I know Jesus my Shepherd is my home, and the lovely Mother Nature. Bill, your words were right, "HOME IS WHERE WE ARE free TO BE OUR WHOLE SELVES." I try as much as possible to go to my Shepherd, when I am weary and heavy-burdened. Sometimes Mother Nature feels very comforting or more comforting. (Although we know Jesus was part mother hen--inside joke.)

Yet Bill, thanks for the tip on the word "free". A wonderful Catholic friend taught me how important "giving people freedom" is.

I hope I can set people free, so that they will feel at home with me.

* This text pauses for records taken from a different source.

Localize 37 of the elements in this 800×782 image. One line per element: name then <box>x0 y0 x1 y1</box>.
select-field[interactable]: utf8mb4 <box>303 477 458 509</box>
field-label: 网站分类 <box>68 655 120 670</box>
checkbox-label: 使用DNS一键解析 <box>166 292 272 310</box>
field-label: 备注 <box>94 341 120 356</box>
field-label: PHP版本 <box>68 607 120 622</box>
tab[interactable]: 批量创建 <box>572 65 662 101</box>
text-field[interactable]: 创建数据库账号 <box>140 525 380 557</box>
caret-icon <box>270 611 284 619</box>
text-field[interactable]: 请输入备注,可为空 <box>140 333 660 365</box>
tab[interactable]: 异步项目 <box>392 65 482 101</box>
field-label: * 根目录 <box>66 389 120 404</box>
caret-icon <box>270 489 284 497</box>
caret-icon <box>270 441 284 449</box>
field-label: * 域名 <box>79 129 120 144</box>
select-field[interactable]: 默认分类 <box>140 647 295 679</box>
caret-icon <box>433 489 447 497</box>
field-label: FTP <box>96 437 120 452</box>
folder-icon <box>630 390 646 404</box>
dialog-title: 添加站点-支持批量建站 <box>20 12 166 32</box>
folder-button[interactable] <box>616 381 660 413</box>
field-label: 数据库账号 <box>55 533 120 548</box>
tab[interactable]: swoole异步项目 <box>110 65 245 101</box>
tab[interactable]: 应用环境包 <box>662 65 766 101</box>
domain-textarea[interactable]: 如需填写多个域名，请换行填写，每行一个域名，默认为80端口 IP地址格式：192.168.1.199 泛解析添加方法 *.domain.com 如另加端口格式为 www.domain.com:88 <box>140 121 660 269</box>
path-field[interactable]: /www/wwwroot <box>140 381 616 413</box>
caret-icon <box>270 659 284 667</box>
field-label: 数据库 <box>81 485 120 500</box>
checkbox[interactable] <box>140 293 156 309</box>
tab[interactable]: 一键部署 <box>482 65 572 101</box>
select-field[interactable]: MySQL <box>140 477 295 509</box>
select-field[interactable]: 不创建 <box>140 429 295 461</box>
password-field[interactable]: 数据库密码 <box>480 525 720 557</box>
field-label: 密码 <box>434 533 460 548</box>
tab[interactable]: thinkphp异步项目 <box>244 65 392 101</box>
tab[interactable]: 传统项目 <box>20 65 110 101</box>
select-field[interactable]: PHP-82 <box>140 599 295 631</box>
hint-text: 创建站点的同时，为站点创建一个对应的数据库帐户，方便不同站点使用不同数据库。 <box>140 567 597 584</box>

And while we are in this discussion, I feel at home enough to say: I really, really want to be a writer!

It's the place where one

It's the place where one feels the safest, regardless of age.
Considering this, the pain of mother's who didn't believe their son's and daughter's when trying to tell them they were being hurt by their family priest, is a most overwhelming one
In a recent comment by the Bishop of the diocese Ballarat Victoria Australia, "that nothing could be learnt from a parlimentary inquirey" called for by an investigator and families of the dozens (and still counting), of children who as adults committed suicide, this is one hell of a good reason.
There was no place of comfort or freedom for them.
One can't help be reminded in so many ways in just simple general conversations, articles such as this and comments.
A lesson in sensitivity would be a good start.